How that share is calculated by the Office of Public Management however, has resulted in an uneven split of cost with USPS paying a disproportionate share, according to the report. The current method is referred to as the “frozen accrued benefit method” as it calculates the government’s share for an individual’s pension as if the person retired from the old Post Office Department (POD) in 1971, even if he/she continued to work for the then-new U.S. Postal Service. This method leaves USPS responsible for all increases in CSRS pension costs for employees who worked in the POD prior to 1971. Additionally, current law states that the federal government bears no responsibility for inflationary increases to these employees’ pension costs.

This method has resulted in USPS paying a disproportionate share of CSRS costs for such employees (ex. USPS would be responsible for 70 percent of pension costs for an employee who only worked 50 percent of his/her career for USPS) the report suggests.

Two alternative methods proposed separately by OIG and the Postal Regulatory Commission (PRC) in 2010 split the costs of CSRS obligations more fairly and are updated in this report from the original 2010 calculations. These methods are defined as:

  • Years of Service – assigns costs to USPS and Govt in direct proportion to an individual’s years of service in each organization
    • (ex. 10 years with POD, 15 years with USPS = 40 percent Fed Govt and 60 percent USPS)
  • Benefit Accrual – uses the existing CSRS benefit accrual formula except it calculates the Govt’s share on a final high-three average salary, rather than the “frozen” method.
    • (ex. 10 years with POD, 15 years with USPS = 35 percent Fed Govt and 65 percent USPS)
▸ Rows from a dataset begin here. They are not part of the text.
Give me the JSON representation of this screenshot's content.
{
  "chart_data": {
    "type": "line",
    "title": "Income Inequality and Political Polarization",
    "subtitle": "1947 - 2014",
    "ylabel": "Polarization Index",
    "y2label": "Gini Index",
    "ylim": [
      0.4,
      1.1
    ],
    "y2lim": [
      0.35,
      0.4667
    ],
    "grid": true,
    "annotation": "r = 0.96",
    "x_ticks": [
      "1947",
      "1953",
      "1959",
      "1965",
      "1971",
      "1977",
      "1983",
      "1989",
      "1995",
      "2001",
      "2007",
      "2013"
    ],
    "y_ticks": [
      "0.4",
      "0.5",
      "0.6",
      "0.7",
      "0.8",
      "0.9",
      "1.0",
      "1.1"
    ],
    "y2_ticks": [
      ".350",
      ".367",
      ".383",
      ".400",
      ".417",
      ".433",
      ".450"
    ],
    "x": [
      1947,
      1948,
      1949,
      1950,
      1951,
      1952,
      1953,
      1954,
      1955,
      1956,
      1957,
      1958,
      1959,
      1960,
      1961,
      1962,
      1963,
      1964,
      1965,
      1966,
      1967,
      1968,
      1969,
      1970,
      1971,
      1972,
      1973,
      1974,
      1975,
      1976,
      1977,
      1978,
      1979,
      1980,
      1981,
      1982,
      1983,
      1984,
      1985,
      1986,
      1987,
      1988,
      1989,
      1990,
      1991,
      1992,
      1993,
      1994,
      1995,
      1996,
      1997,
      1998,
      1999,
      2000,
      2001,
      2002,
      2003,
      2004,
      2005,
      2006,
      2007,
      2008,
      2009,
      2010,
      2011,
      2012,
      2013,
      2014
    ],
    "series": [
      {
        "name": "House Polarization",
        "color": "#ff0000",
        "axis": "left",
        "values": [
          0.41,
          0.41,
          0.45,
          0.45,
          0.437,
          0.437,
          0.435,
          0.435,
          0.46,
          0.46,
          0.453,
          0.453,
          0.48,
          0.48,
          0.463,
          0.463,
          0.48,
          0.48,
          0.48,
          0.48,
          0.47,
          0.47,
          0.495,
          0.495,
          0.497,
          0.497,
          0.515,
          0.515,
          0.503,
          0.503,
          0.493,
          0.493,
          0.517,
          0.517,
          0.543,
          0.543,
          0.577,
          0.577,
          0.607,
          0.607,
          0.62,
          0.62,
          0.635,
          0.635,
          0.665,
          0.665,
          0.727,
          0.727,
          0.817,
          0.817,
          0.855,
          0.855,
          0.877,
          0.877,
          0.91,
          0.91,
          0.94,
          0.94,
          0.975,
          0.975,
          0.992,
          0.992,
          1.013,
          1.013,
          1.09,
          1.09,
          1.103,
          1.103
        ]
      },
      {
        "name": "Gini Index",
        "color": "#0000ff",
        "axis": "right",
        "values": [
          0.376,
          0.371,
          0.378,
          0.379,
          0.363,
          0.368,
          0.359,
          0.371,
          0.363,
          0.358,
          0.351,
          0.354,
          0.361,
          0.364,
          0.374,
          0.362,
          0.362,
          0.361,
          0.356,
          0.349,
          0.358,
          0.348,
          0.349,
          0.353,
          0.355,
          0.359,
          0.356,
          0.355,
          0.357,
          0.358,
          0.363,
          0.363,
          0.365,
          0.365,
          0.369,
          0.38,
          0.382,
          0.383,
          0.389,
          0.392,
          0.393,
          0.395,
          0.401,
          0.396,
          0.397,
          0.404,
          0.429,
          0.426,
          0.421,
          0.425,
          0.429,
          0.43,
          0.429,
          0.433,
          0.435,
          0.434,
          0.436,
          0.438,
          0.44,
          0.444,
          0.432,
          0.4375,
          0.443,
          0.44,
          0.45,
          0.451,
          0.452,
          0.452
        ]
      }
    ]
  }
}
According to the report, by changing OPM’s current method of calculating pension responsibility to one of the alternative methods, the currently underfunded Postal CSRS Fund could see significant increases, which would then allow for greater future growth and a fairer division of responsibility.

NALC will monitor any action taken by Congress or OPM around this report and keep its members informed of any updates.